Providing support for connectivity is “crucial” and the FCC’s proposal is a “step in the right direction,” said John Harrington, CEO of Funds for Learning, which provides E-rate compliance support. The greatest need is for additional funding and for various education groups to propose “concrete” reforms for the program, Harrington said. “We do have 17 years of data to support the fact that there is greater need for support in schools and libraries than the program is currently providing,” he said.
The main disagreement between Wheeler and the education groups appears to be timing, said a former top FCC official who doesn’t represent clients on E-rate. The educational groups say “the most important thing is putting new money in the program,” the former official said. Wheeler “has consistently said first we modernize and upgrade the program and then we step back and say ‘Is there a need for new money’ and if so let’s do that.”
"The chairman has shown no desire to necessarily please the Democratic base, whether it be net neutrality or now E-rate,” said a former FCC spectrum official who doesn’t represents any clients involved in the E-rate discussions.
Libraries Also Voice Concerns
Libraries are also raising concerns. The draft E-rate order (WID June 26 p11) would hurt libraries in dense urban areas in favor of helping larger suburban ones, former FCC Chairman Reed Hundt, who now represents the Urban Libraries Council, told us. The proposal would change the formula that determines how much of the costs for libraries are covered by the program, he said. Schools would continue to be funded based on the proportion of students eligible for free and reduced price lunches. Funding for libraries would be based on the square footage of the buildings, he said. “We want to be treated the same as schools, based on human measurements. Square footage is a terrible measure,” he said. Urban libraries are “crowded and cramped. There’s a small square footage per person, as opposed to large, luxurious, unoccupied, spacious, suburban libraries.”
The formula, if adopted, could bring some benefits, said Marijke Visser, American Library Association’s assistant director in the Office for Information Technology Policy. Libraries are required to report their square footage to the U.S. Institute of Museum and Library Services and easily would be able to report it to the FCC, she said. More money should be provided for connections to libraries, in addition to the increased funding proposed for connections within libraries, she said. ULC represents many of the nation’s largest libraries, Hundt said. The ALA represents libraries and librarians both in and outside urban areas, Visser said.

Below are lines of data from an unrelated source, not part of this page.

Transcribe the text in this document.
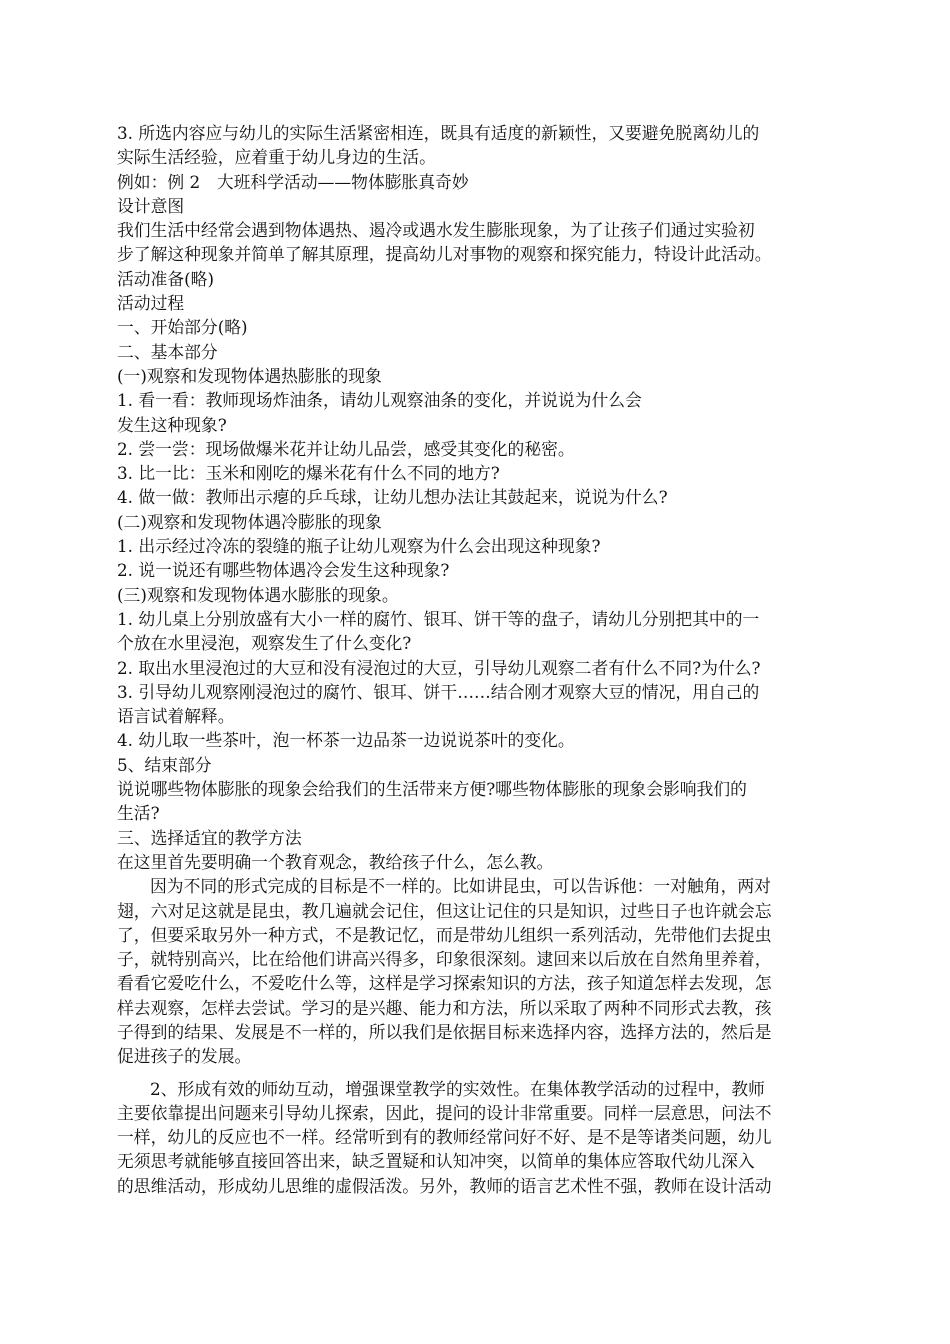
3. 所选内容应与幼儿的实际生活紧密相连，既具有适度的新颖性，又要避免脱离幼儿的
实际生活经验，应着重于幼儿身边的生活。
例如：例 2　大班科学活动——物体膨胀真奇妙
设计意图
我们生活中经常会遇到物体遇热、遏冷或遇水发生膨胀现象，为了让孩子们通过实验初
步了解这种现象并简单了解其原理，提高幼儿对事物的观察和探究能力，特设计此活动。
活动准备(略)
活动过程
一、开始部分(略)
二、基本部分
(一)观察和发现物体遇热膨胀的现象
1. 看一看：教师现场炸油条，请幼儿观察油条的变化，并说说为什么会
发生这种现象?
2. 尝一尝：现场做爆米花并让幼儿品尝，感受其变化的秘密。
3. 比一比：玉米和刚吃的爆米花有什么不同的地方?
4. 做一做：教师出示瘪的乒乓球，让幼儿想办法让其鼓起来，说说为什么?
(二)观察和发现物体遇冷膨胀的现象
1. 出示经过冷冻的裂缝的瓶子让幼儿观察为什么会出现这种现象?
2. 说一说还有哪些物体遇冷会发生这种现象?
(三)观察和发现物体遇水膨胀的现象。
1. 幼儿桌上分别放盛有大小一样的腐竹、银耳、饼干等的盘子，请幼儿分别把其中的一
个放在水里浸泡，观察发生了什么变化?
2. 取出水里浸泡过的大豆和没有浸泡过的大豆，引导幼儿观察二者有什么不同?为什么?
3. 引导幼儿观察刚浸泡过的腐竹、银耳、饼干……结合刚才观察大豆的情况，用自己的
语言试着解释。
4. 幼儿取一些茶叶，泡一杯茶一边品茶一边说说茶叶的变化。
5、结束部分
说说哪些物体膨胀的现象会给我们的生活带来方便?哪些物体膨胀的现象会影响我们的
生活?
三、选择适宜的教学方法
在这里首先要明确一个教育观念，教给孩子什么，怎么教。
因为不同的形式完成的目标是不一样的。比如讲昆虫，可以告诉他：一对触角，两对
翅，六对足这就是昆虫，教几遍就会记住，但这让记住的只是知识，过些日子也许就会忘
了，但要采取另外一种方式，不是教记忆，而是带幼儿组织一系列活动，先带他们去捉虫
子，就特别高兴，比在给他们讲高兴得多，印象很深刻。逮回来以后放在自然角里养着，
看看它爱吃什么，不爱吃什么等，这样是学习探索知识的方法，孩子知道怎样去发现，怎
样去观察，怎样去尝试。学习的是兴趣、能力和方法，所以采取了两种不同形式去教，孩
子得到的结果、发展是不一样的，所以我们是依据目标来选择内容，选择方法的，然后是
促进孩子的发展。
2、形成有效的师幼互动，增强课堂教学的实效性。在集体教学活动的过程中，教师
主要依靠提出问题来引导幼儿探索，因此，提问的设计非常重要。同样一层意思，问法不
一样，幼儿的反应也不一样。经常听到有的教师经常问好不好、是不是等诸类问题，幼儿
无须思考就能够直接回答出来，缺乏置疑和认知冲突，以简单的集体应答取代幼儿深入
的思维活动，形成幼儿思维的虚假活泼。另外，教师的语言艺术性不强，教师在设计活动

The proposal drew criticism from Bright House Networks, which in an ex parte filing (http://bit.ly/1jsavnm) Thursday told FCC staff the draft order would mean only 13 percent of the nation’s K-12 students would benefit from E-rate funding for Wi-Fi equipment or Wi-Fi services in the next two years. Under the draft, funds would continue to be appropriated under the current discount priority system. The facilities eligible for the highest discounts would have priority to receive the funding each year. “If a large proportion of high-discount schools chose to take all their funding up front, they could potentially claim the entire $1 billion provided for the first year, and most likely, the entire $1 billion provided in the second year,” the filing said, resulting in “very little funding remaining to support other schools in the first two years.”